Western Governors University (WGU) BUS2060 D078 Business Environment Applications I: Business Structures and Legal Environment Pre-assesment Practice Exam

Question: 1 / 400

Which business structure allows for pass-through taxation?

Corporation

Sole proprietorship

Limited Liability Company (LLC)

Both Sole proprietorship and LLC

Pass-through taxation refers to a tax treatment where the income of a business is not taxed at the entity level but instead is reported on the owners' personal tax returns. This means that the business itself does not pay federal income taxes; instead, the profits "pass through" to the owners, who then pay the tax at their individual income tax rates.

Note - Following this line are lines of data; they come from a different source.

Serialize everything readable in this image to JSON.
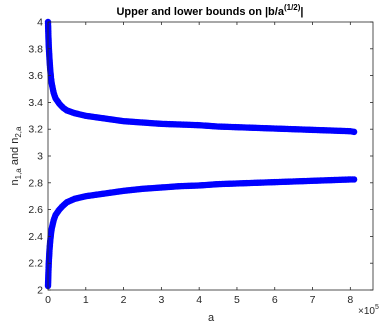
{
  "chart_data": {
    "type": "scatter",
    "title_main": "Upper and lower bounds on |b/a",
    "title_sup": "(1/2)",
    "title_end": "|",
    "xlabel": "a",
    "ylabel_main": "n",
    "ylabel_sub1": "1,a",
    "ylabel_mid": " and n",
    "ylabel_sub2": "2,a",
    "x_exponent_prefix": "×10",
    "x_exponent": "5",
    "xlim": [
      0,
      8.6
    ],
    "ylim": [
      2,
      4
    ],
    "x_scale_factor": 100000,
    "xticks": [
      "0",
      "1",
      "2",
      "3",
      "4",
      "5",
      "6",
      "7",
      "8"
    ],
    "yticks": [
      "2",
      "2.2",
      "2.4",
      "2.6",
      "2.8",
      "3",
      "3.2",
      "3.4",
      "3.6",
      "3.8",
      "4"
    ],
    "marker_color": "#0000ff",
    "series": [
      {
        "x": [
          0.0,
          0.01,
          0.02,
          0.04,
          0.06,
          0.08,
          0.1,
          0.15,
          0.2,
          0.3,
          0.4,
          0.5,
          0.7,
          1.0,
          1.5,
          2.0,
          2.5,
          3.0,
          3.5,
          4.0,
          4.5,
          5.0,
          5.5,
          6.0,
          6.5,
          7.0,
          7.5,
          8.0,
          8.1
        ],
        "y": [
          4.0,
          3.9,
          3.82,
          3.72,
          3.64,
          3.58,
          3.54,
          3.47,
          3.43,
          3.39,
          3.36,
          3.34,
          3.32,
          3.3,
          3.28,
          3.26,
          3.25,
          3.24,
          3.235,
          3.23,
          3.22,
          3.215,
          3.21,
          3.205,
          3.2,
          3.195,
          3.19,
          3.185,
          3.18
        ]
      },
      {
        "x": [
          0.0,
          0.01,
          0.02,
          0.04,
          0.06,
          0.08,
          0.1,
          0.15,
          0.2,
          0.3,
          0.4,
          0.5,
          0.7,
          1.0,
          1.5,
          2.0,
          2.5,
          3.0,
          3.5,
          4.0,
          4.5,
          5.0,
          5.5,
          6.0,
          6.5,
          7.0,
          7.5,
          8.0,
          8.1
        ],
        "y": [
          2.03,
          2.12,
          2.2,
          2.3,
          2.37,
          2.42,
          2.46,
          2.52,
          2.56,
          2.6,
          2.63,
          2.655,
          2.68,
          2.7,
          2.72,
          2.74,
          2.755,
          2.765,
          2.775,
          2.78,
          2.79,
          2.795,
          2.8,
          2.805,
          2.81,
          2.815,
          2.82,
          2.825,
          2.825
        ]
      }
    ]
  }
}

Both sole proprietorships and limited liability companies (LLCs) are designed to provide this tax benefit. In a sole proprietorship, the individual owner reports business income on their personal tax return, making the business's profits subject only to individual taxation. Similarly, an LLC, by default, qualifies for pass-through taxation. The income generated by the LLC flows through to its members’ tax returns, avoiding double taxation that is often associated with corporations.

This specific tax treatment is appealing to many small business owners, as it simplifies tax filing and can lead to lower overall tax burdens in many situations. Therefore, the combination of sole proprietorships and LLCs both allowing pass-through taxation makes the answer to this question the correct choice.